Doch bis dahin ist noch viel Forschung nötig und Charpentier zieht gerade mal wieder um. Also erzählt sie auf einer Konferenz Jennifer Doudna von ihrer Entdeckung, einer RNA-Spezialistin. Sie ist interessiert und nach ein paar Erinnerungs-Emails von Charpentier beginnt eine Forschungskooperation ein. Das Ergebnis veröffentlichen sie am 17. August 2012 gemeinsam im Fachmagazin „Science“ – gewissermaßen der Geburtstag der Crispr-Technik.
„Es ist nie nur eine Person, die so einen wichtigen wissenschaftlichen Durchbruch möglich macht“, sagt Simone Spuler vom Max-Delbrück-Centrum für Molekulare Medizin in Berlin-Buch. „Aber es ist wirklich das Verdienst dieser beiden, dieses wichtige Werkzeug in die Welt gebracht zu haben und auch von Anfang an auf die klinische Bedeutung hingewiesen zu haben.”
Mit den Gen-Schere gegen Lähmungen
Spuler hat, wie inzwischen praktisch jedes Molekularbiologie-Labor auf der Welt, sofort nach der „Science“-Veröffentlichung mit der Gen-Schere zu arbeiten begonnen. Inzwischen ist daraus ein neuer Therapieansatz gegen teils lebensbedrohliche Muskelschwund-Erkrankungen geworden, Spuler entnimmt Muskelstammzellen der Patienten, repariert mit der Gen-Schere die ursächliche Genmutation, und spritzt sie zurück.
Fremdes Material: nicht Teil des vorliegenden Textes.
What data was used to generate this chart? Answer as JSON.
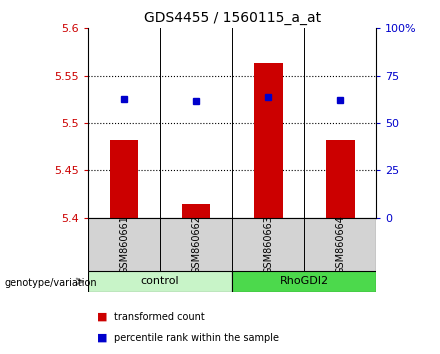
{
  "title": "GDS4455 / 1560115_a_at",
  "samples": [
    "GSM860661",
    "GSM860662",
    "GSM860663",
    "GSM860664"
  ],
  "bar_values": [
    5.482,
    5.415,
    5.563,
    5.482
  ],
  "bar_base": 5.4,
  "dot_values": [
    5.525,
    5.523,
    5.528,
    5.524
  ],
  "ylim_left": [
    5.4,
    5.6
  ],
  "ylim_right": [
    0,
    100
  ],
  "yticks_left": [
    5.4,
    5.45,
    5.5,
    5.55,
    5.6
  ],
  "yticks_right": [
    0,
    25,
    50,
    75,
    100
  ],
  "ytick_labels_left": [
    "5.4",
    "5.45",
    "5.5",
    "5.55",
    "5.6"
  ],
  "ytick_labels_right": [
    "0",
    "25",
    "50",
    "75",
    "100%"
  ],
  "bar_color": "#cc0000",
  "dot_color": "#0000cc",
  "control_color": "#c8f4c8",
  "rhodgi2_color": "#4cd94c",
  "xlabel_area_color": "#d3d3d3",
  "legend_bar_label": "transformed count",
  "legend_dot_label": "percentile rank within the sample",
  "genotype_label": "genotype/variation",
  "hgrid_values": [
    5.45,
    5.5,
    5.55
  ],
  "bar_width": 0.4
}
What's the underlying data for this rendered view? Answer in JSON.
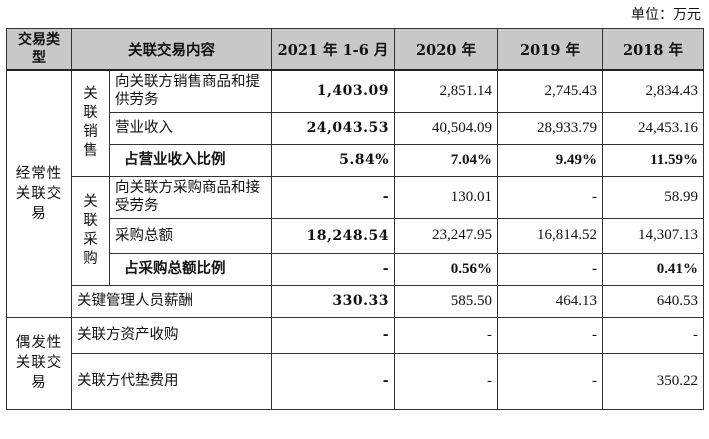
{
  "unit_label": "单位：万元",
  "header": {
    "type": "交易类型",
    "content": "关联交易内容",
    "y2021": "2021 年 1-6 月",
    "y2020": "2020 年",
    "y2019": "2019 年",
    "y2018": "2018 年"
  },
  "groups": {
    "recurring": "经常性关联交易",
    "occasional": "偶发性关联交易",
    "sales": "关联销售",
    "purchase": "关联采购"
  },
  "rows": [
    {
      "item": "向关联方销售商品和提供劳务",
      "v2021": "1,403.09",
      "v2020": "2,851.14",
      "v2019": "2,745.43",
      "v2018": "2,834.43"
    },
    {
      "item": "营业收入",
      "v2021": "24,043.53",
      "v2020": "40,504.09",
      "v2019": "28,933.79",
      "v2018": "24,453.16"
    },
    {
      "item": "占营业收入比例",
      "v2021": "5.84%",
      "v2020": "7.04%",
      "v2019": "9.49%",
      "v2018": "11.59%"
    },
    {
      "item": "向关联方采购商品和接受劳务",
      "v2021": "-",
      "v2020": "130.01",
      "v2019": "-",
      "v2018": "58.99"
    },
    {
      "item": "采购总额",
      "v2021": "18,248.54",
      "v2020": "23,247.95",
      "v2019": "16,814.52",
      "v2018": "14,307.13"
    },
    {
      "item": "占采购总额比例",
      "v2021": "-",
      "v2020": "0.56%",
      "v2019": "-",
      "v2018": "0.41%"
    },
    {
      "item": "关键管理人员薪酬",
      "v2021": "330.33",
      "v2020": "585.50",
      "v2019": "464.13",
      "v2018": "640.53"
    },
    {
      "item": "关联方资产收购",
      "v2021": "-",
      "v2020": "-",
      "v2019": "-",
      "v2018": "-"
    },
    {
      "item": "关联方代垫费用",
      "v2021": "-",
      "v2020": "-",
      "v2019": "-",
      "v2018": "350.22"
    }
  ]
}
Heilung sei so zwar noch nicht zu erwarten, aber Spuler hofft, weitere Lähmungen zu verhindern – etwa der Hände einer ihrer Patientinnen, die fürchtet, nie wieder ihre geliebte Querflöte spielen zu können.
Dass die Gen-Schere auch Heilungspotenzial hat, zeigte sich erstmals Ende vergangenen Jahres. Die von Charpentier mitgegründete Firma „Crispr Therapeutics“ gab bekannt, dass zwei Patientinnen dank der Gen-Scherentherapie ihre Sichelzellanämie und Beta-Thalassämie, genetisch bedingte Blutkrankheiten, überwinden konnten. Das endgültige Ergebnis der Studie steht zwar noch aus.
Doch selbst wenn es noch Probleme, Nebenwirkungen und Optimierungsbedarf geben sollte – die Entdeckung der Crispr/Cas9-Gen-Schere ist keine zehn Jahre alt. Hunderte Labors weltweit arbeiten daran, dass Werkzeug zu optimieren. Oder auch so zu verändern, dass sie neue Eigenschaften bekommt. Etwa der Gen-Schere die Fähigkeit zum Schneiden zu nehmen und sie stattdessen zum „Verpacker“ von krebsfördernden Genen zu machen.
Nach kaum zehn Jahren Gen-Scherenforschung gibt es noch viel zu entdecken. Vielleicht bekommt Emmanuelle Charpentier jetzt endlich, nach all dem Trubel um den Nobelpreis, die von ihr so vermisste Zeit im Labor dafür.